Just as it had a few months earlier, when CEO Bob Iger stepped out on a stage with Apple’s Steve Jobs and announced that Disney (NYSE: DIS) would be selling video downloads through iTunes, ABC changed the game for broadcast network online video. The Move Networks player won an Emmy, ABC.com served up some good stats and ABC decided to marry its online programming to its own player. Its few outside video deals with AOL (NYSE: TWX), Fancast and Veoh all required use of the player so Disney could manage the viewer experience.
Fast forward to April 30, 2009, three years from the day that trial launched, and the announcement that Disney is taking a stake in Hulu. Outgoing News Corp (NYSE: NWS). COO Peter Chernin and NBCU Chairman and CEO Jeff Zucker are the media execs who zigged when Iger zagged, putting their clout and resources behind a risky joint venture that could have tanked completely and instead became one of the best user experiences around for online video. And, this time, Disney is the company following, not leading.
That’s not how Disney sees it, of course, no matter what some execs might say privately. And while outsiders — and more than a few insiders — see Disney’s equity stake in Hulu as a sign that the company’s control-the-experience concept had stalled, in an interview after the deal was announced, Anne Sweeney, co-chair, Disney Media Networks and president, Disney/ABC Television Group, offered it up as a natural extension of a long-term strategy:
“We don’t consider it a change in any way. If you look back starting with the the iTunes deal in October 2005, that was a very bold and gutsy move. That was really the deal and the moment that I think changed our culture, not just at ABC but at Disney when it came to the digital distribution of our content.”
Sweeney, who was surprised at first when I described my recent experience as frustrating compared to an instant click service like Hulu, added: “We took a couple of years to really refine the business model, figure out the user interface, figure out how to make it a business and how to make it something that viewers wanted. Then we looked at usage so we could understand the next best step to take. And today we’re announcing Hulu.” (Earlier this month, Disney also announced a short-form deal for ABC and ESPN with YouTube, that allows access to ABC clips through the YouTube player.)
— Would she consider switching to the Hulu player for everything? “No, because I think there’s value to both. We actually found that the usage is different — (according to comScore) 8 percent of the ABC.com viewers go to Hulu and 13 percent of the Hulu audience goes to ABC.com. The ABC.com player is probably helping the tried-and-true ABC fan catch up . The Hulu player is providing more of the casual viewers, people who don’t think to come to ABC first. I look at it as the natural evolution of our strategy.” She said the company will continue to use, support — and innovate — its current Move player: “I think that’s going to do a different piece of business for us. .. We end up superserving our core ABC viewers while attracting new viewers through Hulu to our shows.”
— What has been described to me as dissension – and strong disagreement — between some at ABC and corporate over the move, Sweeney calls “debate.” There was a lot of debate when we went into the iTunes deal. There was a lot of debate when we launched ABC.com. These are real sea changes in the way content is distributed. Believe me, you want the debate. You want all opinions on the table. You want to make smart decisions.”

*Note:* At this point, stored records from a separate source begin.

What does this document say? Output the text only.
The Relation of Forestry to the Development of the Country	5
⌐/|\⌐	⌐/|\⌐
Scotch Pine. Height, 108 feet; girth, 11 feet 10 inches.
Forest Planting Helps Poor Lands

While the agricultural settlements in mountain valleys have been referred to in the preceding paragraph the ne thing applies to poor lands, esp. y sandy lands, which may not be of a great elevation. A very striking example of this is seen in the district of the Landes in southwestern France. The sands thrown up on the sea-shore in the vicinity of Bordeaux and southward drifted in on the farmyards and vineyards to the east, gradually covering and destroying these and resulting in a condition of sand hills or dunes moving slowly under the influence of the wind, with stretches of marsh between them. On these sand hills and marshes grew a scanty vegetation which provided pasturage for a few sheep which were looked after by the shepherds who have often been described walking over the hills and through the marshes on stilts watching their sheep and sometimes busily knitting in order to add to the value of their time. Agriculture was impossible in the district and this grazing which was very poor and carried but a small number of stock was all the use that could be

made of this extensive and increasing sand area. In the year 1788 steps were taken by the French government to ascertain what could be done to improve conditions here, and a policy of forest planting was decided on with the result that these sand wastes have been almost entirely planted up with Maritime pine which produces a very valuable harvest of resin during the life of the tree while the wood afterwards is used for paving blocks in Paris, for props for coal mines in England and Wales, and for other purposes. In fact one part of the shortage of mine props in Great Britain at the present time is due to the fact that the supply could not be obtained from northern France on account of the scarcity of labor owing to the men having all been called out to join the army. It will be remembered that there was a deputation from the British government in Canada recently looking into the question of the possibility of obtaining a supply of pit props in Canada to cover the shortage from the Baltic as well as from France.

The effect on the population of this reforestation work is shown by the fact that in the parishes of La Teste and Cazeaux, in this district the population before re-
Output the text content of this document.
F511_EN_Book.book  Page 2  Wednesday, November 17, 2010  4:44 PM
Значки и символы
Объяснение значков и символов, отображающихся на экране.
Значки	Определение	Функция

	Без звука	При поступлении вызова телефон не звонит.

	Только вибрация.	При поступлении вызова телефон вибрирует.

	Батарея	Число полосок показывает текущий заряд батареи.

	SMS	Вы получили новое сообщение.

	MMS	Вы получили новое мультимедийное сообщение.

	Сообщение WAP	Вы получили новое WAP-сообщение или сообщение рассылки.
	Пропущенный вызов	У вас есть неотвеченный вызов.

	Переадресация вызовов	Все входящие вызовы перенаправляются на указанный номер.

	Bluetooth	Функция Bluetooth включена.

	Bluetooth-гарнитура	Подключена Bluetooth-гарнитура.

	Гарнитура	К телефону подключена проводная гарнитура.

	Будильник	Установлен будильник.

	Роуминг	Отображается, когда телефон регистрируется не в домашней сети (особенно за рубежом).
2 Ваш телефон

— Is there an advantage to ABC to having three big networks at Hulu? “I don’t think of them as networks. I think of them as content engines. Is there an advantage to having hit shows available? Yes.”
— Does this deal in any way keep Disney from participating with TV Everywhere or any of the other efforts to limit some programming to pay TV subs? “We’ve been conversations about what they call authentication or TV Everywhere with all of the MSOs out there. We’re open to the adoption of an authentication system but we also know that — and Bob said it recently at NCTA — that progress on authentication is really going to require a high degree of cooperation around the industry because there are a lot of technical and coordination issues that need to be addressed.”